It always feels wrong when people post chats where they ask an LLM questions about its internal experiences, how it works, or why it did something, but I had trouble articulating why beyond a vague, "How could they possibly know that?"1. This is my attempt at a better answer:

AI training data comes from humans, not AIs, so every piece of training data for "What would an AI say to X?" is from a human pretending to be an AI. The training data does not contain AIs describing their inner experiences or thought processes. Even synthetic training data only contains AIs predicting what a human pretending to be an AI would say. AIs are trained to predict the training data, not to learn unrelated abilities, so we should expect an AI asked to predict the thoughts of an AI to describe the thoughts of a human pretending to be an AI.

A human with a speech bubble with a robot with a question mark above it. Next to the human is a server rack with a thought bubble with a human thinking about a robot in it.

Asking an AI what it thinks.
Thanks to Ahmed for making a better illustration than my original one.

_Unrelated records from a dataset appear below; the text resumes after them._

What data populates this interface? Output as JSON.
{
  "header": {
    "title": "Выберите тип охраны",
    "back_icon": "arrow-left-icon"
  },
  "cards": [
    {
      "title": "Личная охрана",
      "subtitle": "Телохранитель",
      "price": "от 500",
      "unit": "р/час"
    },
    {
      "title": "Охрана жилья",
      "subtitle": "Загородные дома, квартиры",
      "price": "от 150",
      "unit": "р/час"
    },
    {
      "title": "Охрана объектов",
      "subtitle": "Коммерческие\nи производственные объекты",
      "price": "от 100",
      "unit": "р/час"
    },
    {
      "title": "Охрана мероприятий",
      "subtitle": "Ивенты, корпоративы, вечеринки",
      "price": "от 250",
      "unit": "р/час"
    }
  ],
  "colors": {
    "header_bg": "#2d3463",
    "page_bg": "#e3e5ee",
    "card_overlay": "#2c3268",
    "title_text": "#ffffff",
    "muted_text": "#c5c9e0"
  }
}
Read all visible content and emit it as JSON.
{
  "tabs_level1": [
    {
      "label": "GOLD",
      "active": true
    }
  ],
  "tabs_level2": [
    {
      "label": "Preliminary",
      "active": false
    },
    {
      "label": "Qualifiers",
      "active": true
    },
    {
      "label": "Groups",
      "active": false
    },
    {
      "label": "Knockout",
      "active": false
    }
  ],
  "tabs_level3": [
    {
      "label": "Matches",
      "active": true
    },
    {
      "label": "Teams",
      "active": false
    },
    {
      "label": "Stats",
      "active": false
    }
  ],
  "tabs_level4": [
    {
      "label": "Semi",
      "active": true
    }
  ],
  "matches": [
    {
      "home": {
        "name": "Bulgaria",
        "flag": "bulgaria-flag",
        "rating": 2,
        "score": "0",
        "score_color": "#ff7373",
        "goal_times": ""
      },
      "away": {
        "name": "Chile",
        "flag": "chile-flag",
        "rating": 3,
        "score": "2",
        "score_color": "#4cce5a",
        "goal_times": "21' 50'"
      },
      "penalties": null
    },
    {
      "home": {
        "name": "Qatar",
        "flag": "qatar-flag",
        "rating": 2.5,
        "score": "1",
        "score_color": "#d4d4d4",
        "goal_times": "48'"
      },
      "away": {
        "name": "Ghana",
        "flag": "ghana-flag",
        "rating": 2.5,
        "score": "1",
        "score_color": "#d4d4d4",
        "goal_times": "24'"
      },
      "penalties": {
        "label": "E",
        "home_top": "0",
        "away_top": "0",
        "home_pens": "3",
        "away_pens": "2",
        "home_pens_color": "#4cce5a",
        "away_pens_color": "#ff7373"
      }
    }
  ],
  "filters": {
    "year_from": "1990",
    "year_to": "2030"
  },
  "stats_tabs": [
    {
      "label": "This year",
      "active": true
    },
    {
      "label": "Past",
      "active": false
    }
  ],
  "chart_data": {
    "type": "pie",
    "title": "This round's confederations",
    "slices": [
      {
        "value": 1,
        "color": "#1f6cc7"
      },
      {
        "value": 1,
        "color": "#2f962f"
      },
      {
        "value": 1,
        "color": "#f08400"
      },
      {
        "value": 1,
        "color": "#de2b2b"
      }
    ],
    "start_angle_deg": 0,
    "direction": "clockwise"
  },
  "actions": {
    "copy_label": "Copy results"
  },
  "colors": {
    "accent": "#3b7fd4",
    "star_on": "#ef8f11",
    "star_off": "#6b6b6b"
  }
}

This also applies to "How did you do that?". If you ask an AI how it does math, it will dutifully predict how a human pretending to be an AI does math, not how it actually did the math. If you ask an AI why it can't see the characters in a token, it will do its best but it was never trained to accurately describe not being able to see individual characters2.

These types of AI outputs tend to look surprisingly unsurprising. They always say their inner experiences and thought processes match what humans would expect. This should no longer be surprising now that you realize they're trying to predict what a human pretending to be an AI would say.


  1. My knee-jerk reaction is "LLMs don't have access to knowledge about how they work or what their internal weights are", but on reflection I'm not sure of this, and it might be a training/size limitation. In principle, a model should be able to tell you something about its own weights since it could theoretically use weights to both determine its output and describe how it came up with that output. 

  2. Although maybe a future version will learn from posts about this and learn to predict what a human who has read this post pretending to be an AI would say.